Begitu sibuknya suami istri itu bekerja hingga kedua anak mereka menjadi terbengkalai. Dimun dan Meterei tidak mendapat pendidikan dan pengajaran yang baik. Keduanya tumbuh menjadi anak-anak yang nakal, budi pekerti mereka buruk. Mereka kerap mencemooh orang lain dan ucapan mereka terdengar kasar lagi jorok.
Pada suatu hari suami istri itu sibuk bekerja membuat berbagai barang kerajinan tangan dari bambu yang hendak mereka jual di pasar. Begitu sibuknya mereka bekerja, Dimun dan Meterei menjadi lapar karena ibu mereka tidak memasak makanan. Setelah berulang-ulang meminta makan namun tidak juga dipenuhi, Dimun dan Meterei menjadi marah. Keduanya merusak barang-barang yang telah dibuat ayah dan ibu mereka.
“Untuk apa bubu dan beronang jelek ini?” kata Dimun sambil menendang bubu dan beronang buatan orangtua mereka.

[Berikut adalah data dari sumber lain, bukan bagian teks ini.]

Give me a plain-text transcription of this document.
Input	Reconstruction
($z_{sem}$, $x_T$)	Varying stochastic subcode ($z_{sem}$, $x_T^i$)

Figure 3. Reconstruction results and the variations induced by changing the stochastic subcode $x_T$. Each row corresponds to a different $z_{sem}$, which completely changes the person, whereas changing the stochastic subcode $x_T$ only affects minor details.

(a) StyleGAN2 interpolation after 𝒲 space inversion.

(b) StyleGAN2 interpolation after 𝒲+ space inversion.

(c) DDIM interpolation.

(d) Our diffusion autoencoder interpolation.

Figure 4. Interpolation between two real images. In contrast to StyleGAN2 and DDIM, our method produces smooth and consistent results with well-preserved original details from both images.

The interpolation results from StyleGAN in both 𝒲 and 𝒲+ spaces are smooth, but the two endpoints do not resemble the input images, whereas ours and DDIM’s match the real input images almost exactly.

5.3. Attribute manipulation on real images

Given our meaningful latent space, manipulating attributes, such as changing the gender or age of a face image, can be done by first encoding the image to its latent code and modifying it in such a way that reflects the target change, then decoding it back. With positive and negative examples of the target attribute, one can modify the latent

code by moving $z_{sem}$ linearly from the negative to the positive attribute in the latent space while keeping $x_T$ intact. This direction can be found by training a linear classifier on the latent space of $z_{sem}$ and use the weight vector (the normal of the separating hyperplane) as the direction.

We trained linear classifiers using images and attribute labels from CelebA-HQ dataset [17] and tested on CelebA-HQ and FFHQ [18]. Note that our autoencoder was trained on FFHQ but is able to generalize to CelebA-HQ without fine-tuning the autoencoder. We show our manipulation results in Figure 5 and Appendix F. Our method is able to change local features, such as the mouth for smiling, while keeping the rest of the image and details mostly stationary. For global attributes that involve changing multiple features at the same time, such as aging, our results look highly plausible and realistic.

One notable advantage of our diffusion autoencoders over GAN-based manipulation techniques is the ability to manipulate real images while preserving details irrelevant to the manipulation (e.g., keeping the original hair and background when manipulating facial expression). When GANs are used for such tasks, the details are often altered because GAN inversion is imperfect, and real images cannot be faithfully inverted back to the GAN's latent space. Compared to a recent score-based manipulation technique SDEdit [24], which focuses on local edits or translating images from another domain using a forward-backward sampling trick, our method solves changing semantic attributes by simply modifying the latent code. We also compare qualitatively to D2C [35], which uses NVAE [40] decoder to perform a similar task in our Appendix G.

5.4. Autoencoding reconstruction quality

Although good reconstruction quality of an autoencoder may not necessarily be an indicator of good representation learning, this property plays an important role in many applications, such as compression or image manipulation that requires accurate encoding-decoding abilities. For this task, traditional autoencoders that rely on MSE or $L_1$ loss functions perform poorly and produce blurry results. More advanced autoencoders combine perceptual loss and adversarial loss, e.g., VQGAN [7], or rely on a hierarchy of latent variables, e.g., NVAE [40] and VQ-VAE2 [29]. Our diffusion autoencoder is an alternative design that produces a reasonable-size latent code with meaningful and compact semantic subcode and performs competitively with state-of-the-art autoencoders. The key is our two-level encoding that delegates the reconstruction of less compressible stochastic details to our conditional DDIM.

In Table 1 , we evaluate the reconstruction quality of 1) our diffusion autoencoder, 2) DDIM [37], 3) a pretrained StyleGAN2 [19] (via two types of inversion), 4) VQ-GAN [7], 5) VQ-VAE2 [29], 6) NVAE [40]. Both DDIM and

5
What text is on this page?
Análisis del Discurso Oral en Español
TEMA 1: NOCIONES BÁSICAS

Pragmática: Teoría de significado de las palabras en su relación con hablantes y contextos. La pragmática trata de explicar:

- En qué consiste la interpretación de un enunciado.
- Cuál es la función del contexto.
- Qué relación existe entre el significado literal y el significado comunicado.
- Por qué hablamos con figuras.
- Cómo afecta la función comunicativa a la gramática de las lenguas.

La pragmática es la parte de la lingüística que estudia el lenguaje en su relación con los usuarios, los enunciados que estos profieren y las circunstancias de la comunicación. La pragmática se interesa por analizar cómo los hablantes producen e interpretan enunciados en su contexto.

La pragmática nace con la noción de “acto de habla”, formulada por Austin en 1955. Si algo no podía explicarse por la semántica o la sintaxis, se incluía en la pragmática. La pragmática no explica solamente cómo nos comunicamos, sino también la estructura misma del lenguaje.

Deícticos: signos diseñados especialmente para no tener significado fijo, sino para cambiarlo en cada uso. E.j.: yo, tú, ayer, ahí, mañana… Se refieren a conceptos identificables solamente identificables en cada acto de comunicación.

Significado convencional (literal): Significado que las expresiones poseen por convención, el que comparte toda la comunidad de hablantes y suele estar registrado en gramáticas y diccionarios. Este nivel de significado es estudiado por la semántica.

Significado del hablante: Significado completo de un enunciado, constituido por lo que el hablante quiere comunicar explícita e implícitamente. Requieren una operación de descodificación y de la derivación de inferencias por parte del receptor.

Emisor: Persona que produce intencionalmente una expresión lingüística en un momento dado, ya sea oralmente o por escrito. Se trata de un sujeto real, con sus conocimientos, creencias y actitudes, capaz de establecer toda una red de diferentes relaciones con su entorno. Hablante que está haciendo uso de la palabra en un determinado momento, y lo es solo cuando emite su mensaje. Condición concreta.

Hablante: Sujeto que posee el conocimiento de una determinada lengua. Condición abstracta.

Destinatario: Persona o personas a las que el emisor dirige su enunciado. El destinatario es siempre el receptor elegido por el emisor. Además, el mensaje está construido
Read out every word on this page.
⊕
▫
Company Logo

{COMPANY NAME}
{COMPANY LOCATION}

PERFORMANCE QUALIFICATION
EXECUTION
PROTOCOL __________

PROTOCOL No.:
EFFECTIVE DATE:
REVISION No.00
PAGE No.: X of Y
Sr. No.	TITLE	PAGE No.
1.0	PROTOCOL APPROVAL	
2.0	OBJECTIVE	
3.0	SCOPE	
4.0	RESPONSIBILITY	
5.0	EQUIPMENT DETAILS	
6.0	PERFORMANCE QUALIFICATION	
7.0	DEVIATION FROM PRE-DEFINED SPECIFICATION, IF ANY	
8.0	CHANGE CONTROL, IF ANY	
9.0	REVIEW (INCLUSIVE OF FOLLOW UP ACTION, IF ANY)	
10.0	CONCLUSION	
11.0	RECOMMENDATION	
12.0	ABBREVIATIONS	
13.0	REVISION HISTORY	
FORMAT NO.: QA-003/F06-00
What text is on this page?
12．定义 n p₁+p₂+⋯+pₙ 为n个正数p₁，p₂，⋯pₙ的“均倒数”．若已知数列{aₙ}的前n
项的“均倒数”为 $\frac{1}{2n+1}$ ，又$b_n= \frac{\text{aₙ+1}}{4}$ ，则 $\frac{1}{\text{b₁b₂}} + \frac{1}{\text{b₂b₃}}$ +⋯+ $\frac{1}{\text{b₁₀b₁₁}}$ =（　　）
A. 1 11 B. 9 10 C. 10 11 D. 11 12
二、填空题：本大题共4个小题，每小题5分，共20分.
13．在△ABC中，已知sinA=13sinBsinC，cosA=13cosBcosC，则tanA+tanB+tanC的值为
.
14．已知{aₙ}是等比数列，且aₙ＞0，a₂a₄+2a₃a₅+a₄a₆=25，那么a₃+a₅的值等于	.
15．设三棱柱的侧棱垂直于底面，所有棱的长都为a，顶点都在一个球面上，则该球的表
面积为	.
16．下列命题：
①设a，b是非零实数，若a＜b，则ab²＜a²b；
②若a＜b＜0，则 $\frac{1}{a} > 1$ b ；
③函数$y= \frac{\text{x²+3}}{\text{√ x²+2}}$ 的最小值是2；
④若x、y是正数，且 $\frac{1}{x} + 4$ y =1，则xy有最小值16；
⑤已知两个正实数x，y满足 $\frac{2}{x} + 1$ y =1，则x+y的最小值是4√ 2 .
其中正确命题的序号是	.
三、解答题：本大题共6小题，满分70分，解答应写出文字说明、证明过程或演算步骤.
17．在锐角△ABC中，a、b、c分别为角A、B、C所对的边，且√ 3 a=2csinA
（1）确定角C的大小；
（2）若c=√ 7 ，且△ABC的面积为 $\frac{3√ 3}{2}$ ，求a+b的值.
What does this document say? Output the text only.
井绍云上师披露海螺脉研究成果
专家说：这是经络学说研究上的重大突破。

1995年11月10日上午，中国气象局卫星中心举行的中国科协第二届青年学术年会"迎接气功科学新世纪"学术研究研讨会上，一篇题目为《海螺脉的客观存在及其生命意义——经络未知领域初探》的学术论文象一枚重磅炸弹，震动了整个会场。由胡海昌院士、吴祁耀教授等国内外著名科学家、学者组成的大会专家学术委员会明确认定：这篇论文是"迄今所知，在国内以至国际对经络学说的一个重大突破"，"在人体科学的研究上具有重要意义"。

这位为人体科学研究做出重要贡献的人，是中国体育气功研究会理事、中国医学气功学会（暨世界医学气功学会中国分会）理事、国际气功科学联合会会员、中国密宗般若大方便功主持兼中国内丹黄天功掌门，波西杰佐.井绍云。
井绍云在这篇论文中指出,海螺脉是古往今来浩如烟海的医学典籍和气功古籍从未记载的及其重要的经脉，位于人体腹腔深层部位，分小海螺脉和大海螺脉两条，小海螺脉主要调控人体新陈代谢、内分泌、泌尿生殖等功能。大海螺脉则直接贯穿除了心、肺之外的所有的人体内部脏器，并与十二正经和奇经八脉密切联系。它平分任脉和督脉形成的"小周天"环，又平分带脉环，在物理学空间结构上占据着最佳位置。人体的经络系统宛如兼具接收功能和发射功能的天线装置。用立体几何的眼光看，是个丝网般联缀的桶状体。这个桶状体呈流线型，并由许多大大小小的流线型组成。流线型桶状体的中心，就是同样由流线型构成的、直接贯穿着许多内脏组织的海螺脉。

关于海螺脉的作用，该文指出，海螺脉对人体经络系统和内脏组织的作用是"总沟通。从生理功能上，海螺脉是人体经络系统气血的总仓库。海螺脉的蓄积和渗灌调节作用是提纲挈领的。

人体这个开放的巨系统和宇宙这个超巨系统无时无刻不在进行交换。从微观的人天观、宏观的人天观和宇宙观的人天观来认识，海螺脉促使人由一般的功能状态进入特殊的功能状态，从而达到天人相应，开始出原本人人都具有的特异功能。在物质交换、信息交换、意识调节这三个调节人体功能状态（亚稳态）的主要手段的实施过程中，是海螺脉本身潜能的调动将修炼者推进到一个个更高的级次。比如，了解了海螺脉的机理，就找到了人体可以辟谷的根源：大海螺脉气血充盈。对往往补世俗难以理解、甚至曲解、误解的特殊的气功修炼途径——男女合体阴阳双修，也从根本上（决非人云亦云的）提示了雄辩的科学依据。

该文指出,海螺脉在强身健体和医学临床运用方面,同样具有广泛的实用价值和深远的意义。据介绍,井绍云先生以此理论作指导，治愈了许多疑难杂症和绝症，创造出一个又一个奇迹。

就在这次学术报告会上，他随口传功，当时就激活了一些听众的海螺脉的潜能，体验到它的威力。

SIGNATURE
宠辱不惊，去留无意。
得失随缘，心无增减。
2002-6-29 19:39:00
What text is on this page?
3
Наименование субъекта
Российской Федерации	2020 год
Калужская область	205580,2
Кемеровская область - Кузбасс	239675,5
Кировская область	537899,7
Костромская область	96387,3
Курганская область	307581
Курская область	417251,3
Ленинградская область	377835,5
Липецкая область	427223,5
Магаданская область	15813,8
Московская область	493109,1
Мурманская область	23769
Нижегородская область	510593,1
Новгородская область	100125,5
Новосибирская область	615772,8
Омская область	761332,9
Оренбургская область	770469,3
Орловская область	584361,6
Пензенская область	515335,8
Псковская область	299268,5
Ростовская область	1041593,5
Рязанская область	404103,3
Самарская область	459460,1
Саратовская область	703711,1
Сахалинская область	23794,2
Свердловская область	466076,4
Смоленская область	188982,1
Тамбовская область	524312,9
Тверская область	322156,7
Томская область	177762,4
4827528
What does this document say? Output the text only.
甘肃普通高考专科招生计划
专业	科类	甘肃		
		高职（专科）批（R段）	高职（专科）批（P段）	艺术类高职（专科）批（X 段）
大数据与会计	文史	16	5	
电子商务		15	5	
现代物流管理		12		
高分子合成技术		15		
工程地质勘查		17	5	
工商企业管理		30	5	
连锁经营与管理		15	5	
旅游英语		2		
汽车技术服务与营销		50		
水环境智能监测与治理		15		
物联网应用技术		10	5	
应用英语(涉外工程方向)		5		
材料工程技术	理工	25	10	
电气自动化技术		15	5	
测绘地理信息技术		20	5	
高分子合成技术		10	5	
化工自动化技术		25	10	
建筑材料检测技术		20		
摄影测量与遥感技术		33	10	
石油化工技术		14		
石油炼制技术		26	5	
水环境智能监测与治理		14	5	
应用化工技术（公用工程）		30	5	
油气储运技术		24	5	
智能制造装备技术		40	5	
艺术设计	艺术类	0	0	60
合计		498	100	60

Keduanya tidak bisa membuat perut menjadi kenyang. Meterei tidak kalah buruk kelakuannya dibandingkan kakaknya. Ia mengacak-acak dan membanting aneka barang buatan orang tuanya. Ia bahkan menangis karena sudah sangat lapar. Meski sangat jengkel karena perlakuan buruk kedua anaknya, si bapak dan istri kemudian memperbaiki barang-barang buatan mereka yang dirusak Dimun dan Meterei. Jika tidak diperbaiki, barang-barang itu tentu tidak laku untuk dijual.
Dimun dan Meterei mendekati ibu mereka, “Bu.” kata Dimun, “kami lapar. Sejak pagi perut kami belum terisi makanan!”
“Benar, Bu,” sambung Meterei sambil memegangi perutnya yang dirasanya sangat melilit. “Aku sudah sangat lapar. Lapar sekali! Sulit kutahan lagi rasa laparku ini!”
Ibu mereka yang jengkel langsung menghardik, “Mintalah makanan pada ayah kalian itu!”
Dimun dan Meterei mendekati ayah mereka. Sama seperti yang mereka lakukan terhadap ibu mereka, keduanya merengek meminta makanan kepada ayah mereka.
“Kami lapar, Yak. Kata ibu, kami disuruh minta makanan kepada Ayah.”
“Pergi sana, jangan ganggu aku!” sergah ayah Dimun dan Meterei. “Minta makanan sama ibu kalian!”
Dimun dan Meterei kembali menemui ibu mereka untuk meminta makanan. Namun ibu mereka menyuruh keduanya meminta makanan kepada ayah mereka. Begitu terus berulang-ulang hingga Dimun dan Meterei menjadi sangat jengkel serta marah. Keduanya lantas menuju kebun di belakang rumah mer eka. Mereka duduk di atas batu besar yang mereka sebut batu kuyung. Setelah keduanya duduk di atas batu kuyung, mereka pun mendendangkan lagu kesedihan. Dalam dendangnya, mereka meminta batu kuyung untuk terbang tinggi membawa mereka karena kedua orangtua mereka tidak memberi makan.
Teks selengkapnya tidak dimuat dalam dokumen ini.